[thelist] Breaking away from "Standard" Fonts

Christian Heilmann codepo8 at gmail.com
Fri Mar 10 18:11:06 CST 2006


> This is much the same as the images argument in the days of yore.[...]
> If embedded fonts were to become a reality, you can be sure that
> browsers (good ones anyway) would allow the user to disable downloading
> embedded fonts.  Authors (good ones anyway) would have a fallback
> strategy in that event.

Aye, there's the solution. Right now it is not that way though. Hence
the big discussion. Joel talks about the future, I talk about the now.
We need 1.21 Gigawatts on the font embedding, then all will be fine.
Great Scott!

> >>I wasn't advocating the egregious misuse of these technologies we often
> >>see today,
> > Your answer is called SVG or HTML5 Canvas. Or, hey, Flash! You can
> > have your texts in XML and create both HTML and Flash or SVG from the
> > same document.
>
> Christian are you saying that in order to have control over typestyle,
> an author should put their entire site in Flash?  I know Flash has come
> a long way toward accessibility, but I'd be surprised that such an
> accessibility advocate would say that.  Or, was it intended sardonically? :)

No, not really.

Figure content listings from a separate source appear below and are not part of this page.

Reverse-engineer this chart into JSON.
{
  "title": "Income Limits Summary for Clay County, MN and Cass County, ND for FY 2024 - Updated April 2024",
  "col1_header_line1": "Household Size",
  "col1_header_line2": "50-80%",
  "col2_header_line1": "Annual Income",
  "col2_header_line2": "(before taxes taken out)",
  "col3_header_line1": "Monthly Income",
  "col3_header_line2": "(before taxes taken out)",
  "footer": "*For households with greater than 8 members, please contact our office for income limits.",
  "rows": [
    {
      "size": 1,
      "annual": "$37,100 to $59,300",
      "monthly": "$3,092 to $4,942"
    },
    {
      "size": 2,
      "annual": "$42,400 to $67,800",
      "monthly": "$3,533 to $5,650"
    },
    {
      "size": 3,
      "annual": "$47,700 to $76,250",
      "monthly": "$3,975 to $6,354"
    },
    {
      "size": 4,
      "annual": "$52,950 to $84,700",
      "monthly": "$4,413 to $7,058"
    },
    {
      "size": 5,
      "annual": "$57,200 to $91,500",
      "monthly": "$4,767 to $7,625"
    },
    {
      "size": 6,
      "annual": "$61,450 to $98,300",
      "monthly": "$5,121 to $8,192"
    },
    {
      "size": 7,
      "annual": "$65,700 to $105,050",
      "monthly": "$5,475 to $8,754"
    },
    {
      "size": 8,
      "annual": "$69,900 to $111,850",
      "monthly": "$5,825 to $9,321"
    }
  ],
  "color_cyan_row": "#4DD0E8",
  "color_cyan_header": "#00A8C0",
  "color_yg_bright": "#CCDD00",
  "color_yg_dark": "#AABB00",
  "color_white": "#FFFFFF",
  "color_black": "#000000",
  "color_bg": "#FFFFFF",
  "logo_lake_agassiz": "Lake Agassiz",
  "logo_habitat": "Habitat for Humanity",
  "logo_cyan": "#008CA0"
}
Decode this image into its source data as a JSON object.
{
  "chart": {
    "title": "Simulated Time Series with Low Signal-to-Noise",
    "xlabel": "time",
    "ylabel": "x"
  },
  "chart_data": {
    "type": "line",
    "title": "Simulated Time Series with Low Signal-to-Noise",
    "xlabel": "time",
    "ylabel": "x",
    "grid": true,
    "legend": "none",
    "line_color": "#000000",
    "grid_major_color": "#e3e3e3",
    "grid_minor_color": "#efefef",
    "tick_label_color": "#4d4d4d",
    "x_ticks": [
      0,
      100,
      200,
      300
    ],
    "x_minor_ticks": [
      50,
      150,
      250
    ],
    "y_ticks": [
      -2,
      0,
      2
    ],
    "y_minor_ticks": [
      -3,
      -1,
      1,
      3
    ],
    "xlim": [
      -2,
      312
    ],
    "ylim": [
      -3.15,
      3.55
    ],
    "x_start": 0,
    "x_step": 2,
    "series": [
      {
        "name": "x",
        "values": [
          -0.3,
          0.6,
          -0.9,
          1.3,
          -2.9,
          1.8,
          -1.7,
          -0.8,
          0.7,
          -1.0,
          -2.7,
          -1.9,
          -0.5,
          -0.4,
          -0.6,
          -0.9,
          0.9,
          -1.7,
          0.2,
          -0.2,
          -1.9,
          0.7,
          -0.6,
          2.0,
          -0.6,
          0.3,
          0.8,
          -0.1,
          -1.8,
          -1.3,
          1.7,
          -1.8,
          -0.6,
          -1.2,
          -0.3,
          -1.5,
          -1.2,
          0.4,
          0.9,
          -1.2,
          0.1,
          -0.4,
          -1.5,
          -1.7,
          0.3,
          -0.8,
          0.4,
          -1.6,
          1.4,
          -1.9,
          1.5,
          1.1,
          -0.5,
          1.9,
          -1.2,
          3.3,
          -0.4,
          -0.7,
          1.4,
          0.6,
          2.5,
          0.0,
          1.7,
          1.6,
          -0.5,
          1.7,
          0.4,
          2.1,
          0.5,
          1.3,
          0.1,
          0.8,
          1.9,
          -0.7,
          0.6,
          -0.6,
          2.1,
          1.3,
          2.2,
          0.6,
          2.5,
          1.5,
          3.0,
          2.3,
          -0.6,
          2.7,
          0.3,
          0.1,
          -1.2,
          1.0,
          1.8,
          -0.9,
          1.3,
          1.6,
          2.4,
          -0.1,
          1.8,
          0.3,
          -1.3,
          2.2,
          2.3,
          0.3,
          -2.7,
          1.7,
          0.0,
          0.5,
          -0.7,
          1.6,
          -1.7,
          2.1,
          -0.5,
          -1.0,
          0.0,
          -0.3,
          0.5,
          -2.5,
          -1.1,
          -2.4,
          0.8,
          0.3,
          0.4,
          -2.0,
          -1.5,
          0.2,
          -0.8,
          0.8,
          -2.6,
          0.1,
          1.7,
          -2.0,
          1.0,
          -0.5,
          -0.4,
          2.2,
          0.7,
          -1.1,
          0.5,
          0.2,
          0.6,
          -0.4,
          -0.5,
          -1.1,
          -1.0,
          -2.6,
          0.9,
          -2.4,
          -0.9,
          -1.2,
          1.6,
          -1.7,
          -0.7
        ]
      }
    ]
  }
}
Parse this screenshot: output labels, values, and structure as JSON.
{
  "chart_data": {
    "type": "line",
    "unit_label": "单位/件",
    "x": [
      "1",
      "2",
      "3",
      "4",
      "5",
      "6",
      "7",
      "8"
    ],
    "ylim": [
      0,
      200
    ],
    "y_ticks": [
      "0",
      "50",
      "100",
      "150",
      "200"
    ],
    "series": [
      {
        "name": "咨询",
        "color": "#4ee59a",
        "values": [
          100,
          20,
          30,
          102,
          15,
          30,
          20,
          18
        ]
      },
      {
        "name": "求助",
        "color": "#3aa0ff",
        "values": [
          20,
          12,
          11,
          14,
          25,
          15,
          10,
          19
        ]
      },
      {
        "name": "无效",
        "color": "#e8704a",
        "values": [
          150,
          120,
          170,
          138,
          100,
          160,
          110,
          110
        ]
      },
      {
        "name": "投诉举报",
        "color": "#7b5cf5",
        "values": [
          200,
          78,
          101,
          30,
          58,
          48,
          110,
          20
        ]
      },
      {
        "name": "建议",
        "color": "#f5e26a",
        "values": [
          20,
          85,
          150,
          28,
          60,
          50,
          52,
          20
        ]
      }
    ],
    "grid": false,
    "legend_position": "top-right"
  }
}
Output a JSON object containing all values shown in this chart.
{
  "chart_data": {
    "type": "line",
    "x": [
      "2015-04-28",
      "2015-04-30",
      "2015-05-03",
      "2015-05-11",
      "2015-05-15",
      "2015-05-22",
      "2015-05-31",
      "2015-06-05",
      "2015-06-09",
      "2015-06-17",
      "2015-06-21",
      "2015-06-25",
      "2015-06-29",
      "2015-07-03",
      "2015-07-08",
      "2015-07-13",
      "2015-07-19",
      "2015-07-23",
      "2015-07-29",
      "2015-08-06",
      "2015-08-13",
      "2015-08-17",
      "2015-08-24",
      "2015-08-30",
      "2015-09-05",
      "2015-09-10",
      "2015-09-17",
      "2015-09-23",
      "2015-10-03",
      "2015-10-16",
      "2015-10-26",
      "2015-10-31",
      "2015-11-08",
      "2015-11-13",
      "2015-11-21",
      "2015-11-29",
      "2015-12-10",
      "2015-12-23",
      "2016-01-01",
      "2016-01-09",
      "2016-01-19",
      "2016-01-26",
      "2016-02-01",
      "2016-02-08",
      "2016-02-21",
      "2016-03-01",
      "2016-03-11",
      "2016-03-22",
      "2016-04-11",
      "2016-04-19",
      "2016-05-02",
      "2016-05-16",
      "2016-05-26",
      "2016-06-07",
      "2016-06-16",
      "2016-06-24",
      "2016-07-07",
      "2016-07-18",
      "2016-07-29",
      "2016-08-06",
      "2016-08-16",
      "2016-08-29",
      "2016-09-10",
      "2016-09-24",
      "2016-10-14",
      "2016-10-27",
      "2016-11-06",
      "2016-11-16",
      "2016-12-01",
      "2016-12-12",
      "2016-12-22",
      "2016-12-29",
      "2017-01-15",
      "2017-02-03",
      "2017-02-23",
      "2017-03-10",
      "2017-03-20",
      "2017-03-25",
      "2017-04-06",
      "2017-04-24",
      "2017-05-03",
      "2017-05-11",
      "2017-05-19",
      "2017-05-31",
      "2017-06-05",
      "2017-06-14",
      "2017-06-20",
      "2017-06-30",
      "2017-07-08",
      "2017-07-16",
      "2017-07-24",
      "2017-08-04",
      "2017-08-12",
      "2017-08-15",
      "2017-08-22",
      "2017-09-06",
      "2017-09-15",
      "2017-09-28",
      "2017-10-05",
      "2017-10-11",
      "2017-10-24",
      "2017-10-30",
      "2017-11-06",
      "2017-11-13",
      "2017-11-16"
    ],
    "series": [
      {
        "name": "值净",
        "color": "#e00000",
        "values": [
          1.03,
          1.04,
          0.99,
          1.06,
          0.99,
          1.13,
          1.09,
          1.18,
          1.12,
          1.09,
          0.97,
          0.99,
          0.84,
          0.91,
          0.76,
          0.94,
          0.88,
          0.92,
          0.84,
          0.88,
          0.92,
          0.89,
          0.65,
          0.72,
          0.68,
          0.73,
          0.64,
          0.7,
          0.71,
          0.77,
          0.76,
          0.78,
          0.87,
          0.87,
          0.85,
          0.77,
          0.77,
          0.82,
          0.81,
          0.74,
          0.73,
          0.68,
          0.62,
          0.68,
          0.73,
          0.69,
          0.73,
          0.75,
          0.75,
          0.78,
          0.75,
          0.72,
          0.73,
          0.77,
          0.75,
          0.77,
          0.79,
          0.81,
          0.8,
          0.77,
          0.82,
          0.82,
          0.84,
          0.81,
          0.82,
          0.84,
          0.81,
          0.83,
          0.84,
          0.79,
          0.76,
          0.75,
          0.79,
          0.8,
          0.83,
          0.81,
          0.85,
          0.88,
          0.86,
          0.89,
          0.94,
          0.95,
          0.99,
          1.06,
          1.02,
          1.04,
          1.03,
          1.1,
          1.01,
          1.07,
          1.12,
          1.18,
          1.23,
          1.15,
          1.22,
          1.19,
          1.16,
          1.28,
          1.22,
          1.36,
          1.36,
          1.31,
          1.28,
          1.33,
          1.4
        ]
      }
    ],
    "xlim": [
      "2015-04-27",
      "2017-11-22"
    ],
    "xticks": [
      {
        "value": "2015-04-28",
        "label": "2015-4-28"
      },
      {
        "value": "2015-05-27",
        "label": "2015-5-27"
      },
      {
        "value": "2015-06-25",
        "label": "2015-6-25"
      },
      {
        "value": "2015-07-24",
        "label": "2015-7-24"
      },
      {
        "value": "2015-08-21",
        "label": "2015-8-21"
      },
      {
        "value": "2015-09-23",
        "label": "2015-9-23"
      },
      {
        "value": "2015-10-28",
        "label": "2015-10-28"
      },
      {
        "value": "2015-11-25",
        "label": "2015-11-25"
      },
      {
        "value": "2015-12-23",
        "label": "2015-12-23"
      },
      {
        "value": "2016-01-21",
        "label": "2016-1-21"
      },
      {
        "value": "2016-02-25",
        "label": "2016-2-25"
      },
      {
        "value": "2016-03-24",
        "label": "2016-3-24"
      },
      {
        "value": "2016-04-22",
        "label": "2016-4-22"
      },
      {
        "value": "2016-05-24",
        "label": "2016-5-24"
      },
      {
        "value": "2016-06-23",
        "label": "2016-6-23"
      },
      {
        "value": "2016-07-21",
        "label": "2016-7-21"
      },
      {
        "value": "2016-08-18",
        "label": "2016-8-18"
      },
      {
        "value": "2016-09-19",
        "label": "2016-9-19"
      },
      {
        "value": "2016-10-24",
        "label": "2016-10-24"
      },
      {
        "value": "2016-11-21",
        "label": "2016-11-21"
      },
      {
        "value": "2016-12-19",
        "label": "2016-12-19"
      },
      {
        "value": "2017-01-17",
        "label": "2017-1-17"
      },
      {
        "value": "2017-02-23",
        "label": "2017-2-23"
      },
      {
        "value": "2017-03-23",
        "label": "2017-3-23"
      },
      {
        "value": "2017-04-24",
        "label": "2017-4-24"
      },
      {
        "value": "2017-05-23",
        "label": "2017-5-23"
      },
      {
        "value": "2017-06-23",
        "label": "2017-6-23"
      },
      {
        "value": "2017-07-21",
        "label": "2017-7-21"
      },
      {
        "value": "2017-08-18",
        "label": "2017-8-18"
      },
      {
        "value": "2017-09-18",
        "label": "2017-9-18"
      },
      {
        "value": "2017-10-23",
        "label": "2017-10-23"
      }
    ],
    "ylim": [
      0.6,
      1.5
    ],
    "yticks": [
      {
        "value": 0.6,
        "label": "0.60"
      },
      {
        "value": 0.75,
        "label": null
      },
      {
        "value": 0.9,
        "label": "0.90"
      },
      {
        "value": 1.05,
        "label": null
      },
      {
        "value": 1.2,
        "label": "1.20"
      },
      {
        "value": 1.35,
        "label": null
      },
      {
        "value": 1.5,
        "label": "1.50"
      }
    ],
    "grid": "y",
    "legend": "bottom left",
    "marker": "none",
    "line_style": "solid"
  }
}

I'd rather have a flash version and an optional HTML
version with the same content than an HTML version that expects a lot
from the user's setup or might download a lot of content that the user
cannot use. Some of the sites I had to deliver in my day job over the
last years were the only way you can at least get a bit of
accessibility in by offering an HTML fallback and showing the client
that way that there are a lot of leads coming from that instead of the
Flash-only solution. If you generate/feed your flash from the same XML
it does not generate any maintenance overhead. I tried this with
McDonalds UK, and it worked quite OK given that the content is very
marketing driven.

So, if you want to use a font in body copy, nay - if you want to
ensure that every user gets a certain font in body copy and not
possibly a fallback font face - then you either

a) Use a bespoke thing like WEFT or Bitstream's TrueDoc (which both
regularily crashed my old laptop)
b) generate the text as an image using GD, ImageMagick or alikes and
give it the same alternative text (possibly via longdesc)
c) use flash or generate flash with an html version fallback

The latter at least makes the text zoomable if flash is available.